We must endure these moments when we’re largely on our own. We grope in the dark and the silence, jostled by reality that takes no notice of us at all. We may spend mere moments in the darkness, or it may be our reality for months or years. We hope and hunger for some kind of intervention that will inexplicably appear and set the world right again.
Then … it does. A new companion comes on the scene. Someone has seen and listened and understood. Or someone who has no awareness of our history at all but who arrives “in the fullness of time.” As the old saying goes, “When the student is ready, the teacher will appear.” This appearance, however we retrace the path to our meeting, is always an act of grace. If we could have summoned this person, we would have done so long ago. Their arrival at this particular moment is providential.
Their gifts to us vary. They may point us to God, or a different understanding of God. They may offer a sacred friendship, or an invitation into a new opportunity. They accompany us into a new community or share teaching that points us in a fresh direction. They offer love and acceptance. They bring a promise of a reoriented life.
We take it.
The information is important, but the encounter is the key. We delight in a new faith perspective but always remember our teacher. We thrive in sobriety but never forget our sponsor. Good health is a medical process, but still we thank the doctors and the staff. We make a human connection in the time we are together, remembering that we’re all fellow travelers, and kindness makes the journey bearable.

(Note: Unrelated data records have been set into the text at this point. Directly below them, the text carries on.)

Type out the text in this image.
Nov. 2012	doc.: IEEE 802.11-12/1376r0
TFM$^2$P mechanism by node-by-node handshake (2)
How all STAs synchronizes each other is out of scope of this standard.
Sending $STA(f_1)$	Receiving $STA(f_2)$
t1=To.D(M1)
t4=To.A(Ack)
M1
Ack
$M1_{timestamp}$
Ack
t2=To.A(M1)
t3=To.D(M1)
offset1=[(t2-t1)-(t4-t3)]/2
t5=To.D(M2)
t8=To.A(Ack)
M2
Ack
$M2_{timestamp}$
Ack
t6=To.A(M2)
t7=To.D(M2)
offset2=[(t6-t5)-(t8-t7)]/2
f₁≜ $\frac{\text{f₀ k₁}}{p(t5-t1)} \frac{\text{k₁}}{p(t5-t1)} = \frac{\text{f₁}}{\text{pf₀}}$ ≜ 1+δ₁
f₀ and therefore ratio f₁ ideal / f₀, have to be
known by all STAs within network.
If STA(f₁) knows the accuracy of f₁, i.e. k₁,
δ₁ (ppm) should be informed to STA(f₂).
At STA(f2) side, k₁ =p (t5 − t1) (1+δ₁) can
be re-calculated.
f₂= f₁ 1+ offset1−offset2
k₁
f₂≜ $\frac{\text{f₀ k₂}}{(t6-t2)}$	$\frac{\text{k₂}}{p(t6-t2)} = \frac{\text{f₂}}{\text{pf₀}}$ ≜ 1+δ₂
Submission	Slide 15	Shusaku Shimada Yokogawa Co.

Again, in time, we eventually part and continue our unique journey. Our new certainties become familiar, and they sustain us on the next leg of our travels, until someday crisis hits again. These rhythms of security, trust, adventure, crisis, grace and friendship carry us throughout our lives
European guide Rick Steves reminds us, “Travel is a spiritual act.” By promoting curiosity, empathy, trust and transformation, it shapes our ability to live wisely and well. A simple encounter on a train in a faraway city can speak volumes.